Unmixed joy, and glory, and holiness, and purity and wonder! That is what is awaiting us. That is your destiny and mine in Christ as certainly as we are alive at this moment. How foolish we are that we do not spend our time in thinking about that. Oh, how we cling to this unhappy, wretched world, and fail to think on these things and to meditate upon them. We are all going on to that, if we are Christians, to that amazing glory and purity and happiness and joy. `Rejoice, and be exceeding glad.’ And if people are unkind and cruel and spiteful, and if we are being persecuted, well then we must say to ourselves, Ah, unhappy people; they are doing this because they do not know Him, and they do not understand me. They are incidentally proving to me that I belong to Him, that I am going to be with Him and share in that joy with Him.
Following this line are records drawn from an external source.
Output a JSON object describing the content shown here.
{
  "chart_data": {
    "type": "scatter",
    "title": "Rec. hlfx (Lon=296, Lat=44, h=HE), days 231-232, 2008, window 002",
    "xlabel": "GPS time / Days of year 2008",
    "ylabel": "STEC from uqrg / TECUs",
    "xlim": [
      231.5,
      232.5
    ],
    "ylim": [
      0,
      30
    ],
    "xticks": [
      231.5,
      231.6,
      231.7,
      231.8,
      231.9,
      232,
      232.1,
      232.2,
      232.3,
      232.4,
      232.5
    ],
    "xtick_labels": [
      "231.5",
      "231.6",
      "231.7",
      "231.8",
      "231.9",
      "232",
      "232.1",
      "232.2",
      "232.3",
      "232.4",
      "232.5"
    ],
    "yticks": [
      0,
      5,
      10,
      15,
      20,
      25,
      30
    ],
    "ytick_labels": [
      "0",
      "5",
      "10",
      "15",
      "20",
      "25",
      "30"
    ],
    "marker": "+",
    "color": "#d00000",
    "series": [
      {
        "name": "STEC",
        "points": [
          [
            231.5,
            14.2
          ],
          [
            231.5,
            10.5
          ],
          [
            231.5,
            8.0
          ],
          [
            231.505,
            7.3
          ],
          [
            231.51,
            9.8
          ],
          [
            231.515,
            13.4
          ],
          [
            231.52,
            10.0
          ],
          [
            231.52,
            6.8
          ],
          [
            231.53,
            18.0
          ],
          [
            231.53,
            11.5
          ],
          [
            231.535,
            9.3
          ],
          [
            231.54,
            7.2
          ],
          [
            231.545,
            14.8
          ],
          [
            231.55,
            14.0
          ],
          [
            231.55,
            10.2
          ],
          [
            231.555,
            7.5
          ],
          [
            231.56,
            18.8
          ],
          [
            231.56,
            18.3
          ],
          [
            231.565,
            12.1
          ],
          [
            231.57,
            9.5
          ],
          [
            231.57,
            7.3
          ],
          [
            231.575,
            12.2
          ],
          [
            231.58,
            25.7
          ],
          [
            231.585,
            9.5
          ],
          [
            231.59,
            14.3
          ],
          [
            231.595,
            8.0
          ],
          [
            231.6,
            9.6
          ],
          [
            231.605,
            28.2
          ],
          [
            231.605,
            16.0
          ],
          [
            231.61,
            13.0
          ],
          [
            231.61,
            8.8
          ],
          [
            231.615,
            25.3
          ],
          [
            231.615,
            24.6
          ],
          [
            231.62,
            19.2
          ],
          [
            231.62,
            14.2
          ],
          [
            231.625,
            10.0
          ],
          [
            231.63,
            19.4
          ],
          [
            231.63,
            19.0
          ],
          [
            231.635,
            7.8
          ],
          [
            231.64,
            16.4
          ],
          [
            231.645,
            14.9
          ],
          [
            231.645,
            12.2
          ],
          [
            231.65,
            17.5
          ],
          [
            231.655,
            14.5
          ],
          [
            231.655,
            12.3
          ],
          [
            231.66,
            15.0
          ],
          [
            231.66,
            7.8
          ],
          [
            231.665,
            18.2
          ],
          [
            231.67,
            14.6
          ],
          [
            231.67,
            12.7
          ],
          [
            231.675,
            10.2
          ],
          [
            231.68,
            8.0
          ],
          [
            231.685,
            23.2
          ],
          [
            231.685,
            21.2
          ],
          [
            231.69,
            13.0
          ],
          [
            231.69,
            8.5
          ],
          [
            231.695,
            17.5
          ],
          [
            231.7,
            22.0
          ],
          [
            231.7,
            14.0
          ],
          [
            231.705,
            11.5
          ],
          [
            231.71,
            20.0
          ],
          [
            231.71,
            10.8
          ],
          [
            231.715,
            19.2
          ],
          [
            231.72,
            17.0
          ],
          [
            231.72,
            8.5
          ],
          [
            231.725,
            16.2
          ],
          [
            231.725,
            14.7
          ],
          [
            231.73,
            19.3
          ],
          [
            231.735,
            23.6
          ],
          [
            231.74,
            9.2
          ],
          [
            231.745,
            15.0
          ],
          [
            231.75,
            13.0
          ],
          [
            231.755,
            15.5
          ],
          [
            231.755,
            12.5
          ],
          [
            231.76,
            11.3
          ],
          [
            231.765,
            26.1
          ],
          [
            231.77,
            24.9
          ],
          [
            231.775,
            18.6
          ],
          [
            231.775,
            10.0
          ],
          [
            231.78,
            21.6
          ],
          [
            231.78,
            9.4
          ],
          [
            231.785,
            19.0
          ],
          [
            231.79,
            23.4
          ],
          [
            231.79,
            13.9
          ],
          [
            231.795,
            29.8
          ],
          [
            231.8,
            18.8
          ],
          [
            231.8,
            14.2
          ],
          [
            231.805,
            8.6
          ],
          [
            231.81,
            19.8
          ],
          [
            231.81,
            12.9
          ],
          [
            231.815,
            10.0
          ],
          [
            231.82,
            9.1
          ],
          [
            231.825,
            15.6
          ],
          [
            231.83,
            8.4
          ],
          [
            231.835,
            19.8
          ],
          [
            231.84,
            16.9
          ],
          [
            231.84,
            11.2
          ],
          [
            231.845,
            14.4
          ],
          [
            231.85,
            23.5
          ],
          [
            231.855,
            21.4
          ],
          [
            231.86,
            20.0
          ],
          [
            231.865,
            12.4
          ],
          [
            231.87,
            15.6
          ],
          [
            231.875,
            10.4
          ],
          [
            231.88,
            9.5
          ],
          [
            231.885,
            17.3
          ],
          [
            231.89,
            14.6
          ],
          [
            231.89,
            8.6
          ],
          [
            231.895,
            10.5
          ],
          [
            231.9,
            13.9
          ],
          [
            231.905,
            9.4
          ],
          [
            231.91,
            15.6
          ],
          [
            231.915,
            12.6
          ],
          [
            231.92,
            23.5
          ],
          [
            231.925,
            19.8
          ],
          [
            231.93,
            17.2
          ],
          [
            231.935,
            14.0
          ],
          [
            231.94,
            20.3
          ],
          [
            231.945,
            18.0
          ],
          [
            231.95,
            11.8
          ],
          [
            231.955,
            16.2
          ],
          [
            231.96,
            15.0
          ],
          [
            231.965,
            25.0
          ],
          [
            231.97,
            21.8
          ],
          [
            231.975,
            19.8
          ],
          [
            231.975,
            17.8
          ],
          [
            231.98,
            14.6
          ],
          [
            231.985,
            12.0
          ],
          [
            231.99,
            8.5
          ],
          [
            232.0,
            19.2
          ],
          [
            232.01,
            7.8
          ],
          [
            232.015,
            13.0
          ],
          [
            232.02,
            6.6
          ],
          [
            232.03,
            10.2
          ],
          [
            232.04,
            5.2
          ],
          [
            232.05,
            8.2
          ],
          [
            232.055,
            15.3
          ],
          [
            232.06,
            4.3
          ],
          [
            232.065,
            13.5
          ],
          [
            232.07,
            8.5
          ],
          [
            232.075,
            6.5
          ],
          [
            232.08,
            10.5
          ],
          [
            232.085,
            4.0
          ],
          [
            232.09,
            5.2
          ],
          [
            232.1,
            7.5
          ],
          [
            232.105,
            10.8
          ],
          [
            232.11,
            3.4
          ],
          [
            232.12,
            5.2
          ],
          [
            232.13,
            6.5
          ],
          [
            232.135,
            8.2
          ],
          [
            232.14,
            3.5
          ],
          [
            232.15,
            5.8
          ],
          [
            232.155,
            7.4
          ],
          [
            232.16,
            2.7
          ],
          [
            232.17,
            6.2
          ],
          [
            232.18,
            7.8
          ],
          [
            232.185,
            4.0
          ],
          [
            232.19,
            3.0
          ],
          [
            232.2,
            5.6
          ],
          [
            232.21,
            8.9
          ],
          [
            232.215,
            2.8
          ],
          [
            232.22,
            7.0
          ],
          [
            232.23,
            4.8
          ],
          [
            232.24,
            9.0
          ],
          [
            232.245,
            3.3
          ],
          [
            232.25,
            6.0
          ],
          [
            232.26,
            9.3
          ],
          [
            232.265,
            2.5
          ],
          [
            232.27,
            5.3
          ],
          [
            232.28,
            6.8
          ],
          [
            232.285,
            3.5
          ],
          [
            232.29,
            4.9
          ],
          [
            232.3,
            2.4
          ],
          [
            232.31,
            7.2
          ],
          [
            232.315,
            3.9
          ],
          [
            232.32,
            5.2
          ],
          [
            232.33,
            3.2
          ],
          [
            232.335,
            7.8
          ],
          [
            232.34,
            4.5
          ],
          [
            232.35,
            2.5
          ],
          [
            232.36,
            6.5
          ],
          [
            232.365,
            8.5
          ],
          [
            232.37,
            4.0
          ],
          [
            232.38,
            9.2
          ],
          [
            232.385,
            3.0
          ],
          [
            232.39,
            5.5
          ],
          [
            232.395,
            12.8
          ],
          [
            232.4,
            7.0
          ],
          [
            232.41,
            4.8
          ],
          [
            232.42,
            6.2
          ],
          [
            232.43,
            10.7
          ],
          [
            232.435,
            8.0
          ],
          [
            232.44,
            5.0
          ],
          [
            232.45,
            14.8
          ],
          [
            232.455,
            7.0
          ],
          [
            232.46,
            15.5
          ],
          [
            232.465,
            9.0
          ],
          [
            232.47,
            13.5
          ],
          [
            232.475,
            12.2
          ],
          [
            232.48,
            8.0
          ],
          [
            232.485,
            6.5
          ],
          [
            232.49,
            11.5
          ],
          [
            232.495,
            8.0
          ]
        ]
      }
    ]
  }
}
Therefore, far from resenting it, and wanting to hit back, or being depressed by it, it makes me realize all the more what is awaiting me. I have a joy unspeakable and full of glory awaiting me. All this is but temporary and passing; it cannot affect that. I therefore must thank God for it, because, as Paul puts it, it `worketh for us a far more exceeding and eternal weight of glory’.
How often do you think of heaven and rejoice as you think of it? Does it give you a sense of strangeness and of fear, and a desire, as it were, to avoid it? If it does so to any degree, I fear we must plead guilty that we are living on too low a level. Thoughts of heaven ought to make us rejoice and be exceeding glad. True Christian living is to be like Paul and to say, `to me to live is Christ, and to die is gain.’ Why? Because it means, `to be with Christ; which is far better,’ to see Him and to be like Him. Let us think more about these things, realizing increasingly, and reminding ourselves constantly, that if we are in Christ these things are awaiting us. We should desire them above everything else. Therefore, `Rejoice, and be exceeding glad: for great is your reward in heaven.’
D. Martyn Lloyd-Jones, Studies in the Sermon on the Mount (Kindle Edition)
Be heavenly-minded, brothers and sisters.